Native Markets, supported by Stripe, takes the lead in the vote for the USDH stablecoin issuance on Hyperliquid with 30.8% of the votes, but 57% of voting power remains undecided, leaving the competition open until September 14th.
The Stripe Project Wins Despite Criticism
Despite conflict of interest criticisms related to Stripe, its global payment infrastructure and the promise to fund the Assistance Fund and HYPE buybacks appeal to a majority of validators and Polymarket bettors.
The competitors Paxos, Ethena, Agora, Frax, and Sky offer high returns but struggle to compete against Native Markets, whose election could redirect hundreds of millions of dollars of annual returns to Hyperliquid.
The Vote Shaping Hyperliquid’s Financial Future
The vote that could reshape the financial future of the Hyperliquid ecosystem started strong: Native Markets, backed by Stripe, is the early favorite. Thursday morning, the team had accumulated 30.8% of the delegated votes thanks to heavyweights like infinitefield.xyz (13.5%) and Alphaticks (5.2%).

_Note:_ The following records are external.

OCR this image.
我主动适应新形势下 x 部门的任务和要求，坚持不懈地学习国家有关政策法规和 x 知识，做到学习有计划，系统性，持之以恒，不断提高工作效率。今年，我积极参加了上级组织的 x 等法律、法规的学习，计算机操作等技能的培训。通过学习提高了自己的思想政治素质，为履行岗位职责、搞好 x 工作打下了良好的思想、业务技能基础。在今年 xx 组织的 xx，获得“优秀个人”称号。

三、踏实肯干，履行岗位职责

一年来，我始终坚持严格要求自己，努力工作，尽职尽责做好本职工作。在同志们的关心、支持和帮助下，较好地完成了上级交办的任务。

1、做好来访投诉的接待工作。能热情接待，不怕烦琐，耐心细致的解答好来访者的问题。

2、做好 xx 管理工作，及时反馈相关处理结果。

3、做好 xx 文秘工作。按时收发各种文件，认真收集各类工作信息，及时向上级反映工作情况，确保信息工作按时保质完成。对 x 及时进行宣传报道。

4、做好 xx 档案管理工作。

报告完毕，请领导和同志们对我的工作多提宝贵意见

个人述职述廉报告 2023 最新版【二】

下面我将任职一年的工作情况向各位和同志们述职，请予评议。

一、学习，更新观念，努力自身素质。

But the game-changer is yet to come: 57% of voting power has not yet been allocated. Among these undecided voters, prominent actors like Nansen x HypurrCollective, the network’s top validator (18% alone), and Galaxy Digital are included. It’s safe to say the balance could shift before the scheduled closing on September 14th.
Meanwhile, Polymarket bettors are mostly betting on Native Markets, reaching over 95% chances of victory.
Underperforming Competitors
Paxos Labs, the regulated New York issuer and PayPal partner (PYUSD), is at 7.6% with the support of B-Harvest and HyBridge. Following closely is Ethena with 4.5%. Despite ambitious proposals, Agora, Frax, and Sky have not yet overwhelmingly seduced validators.
The contrast is stark: some promise almost total revenue sharing to users, with Frax announcing 100%, Agora 100% net yield with institutional custody, Sky (formerly MakerDAO) promising a 4.85% return and a $25 million investment plan to boost on-chain DeFi.
Despite more impressive incentives, it is the newcomer Native Markets that seems close to victory, surprising many members of the Hyperliquid ecosystem…
What Hyperliquid Is Really Playing For
Beyond a mere governance issue, the economic future of the platform is at stake. Hyperliquid currently holds $5.5 billion in USDC deposits, approximately 7.5% of the stablecoin’s total supply. Replacing these reserves with USDH would redirect hundreds of millions of dollars in annual returns.
And knowing that Hyperliquid accounts for nearly 80% of decentralized perpetual trading, it’s clear why this decision weighs more than just a technical choice. The issuer who wins the USDH ticker will not only launch a stablecoin but will also establish themselves at the heart of the financial infrastructure of one of the most explosive exchanges in the crypto scene.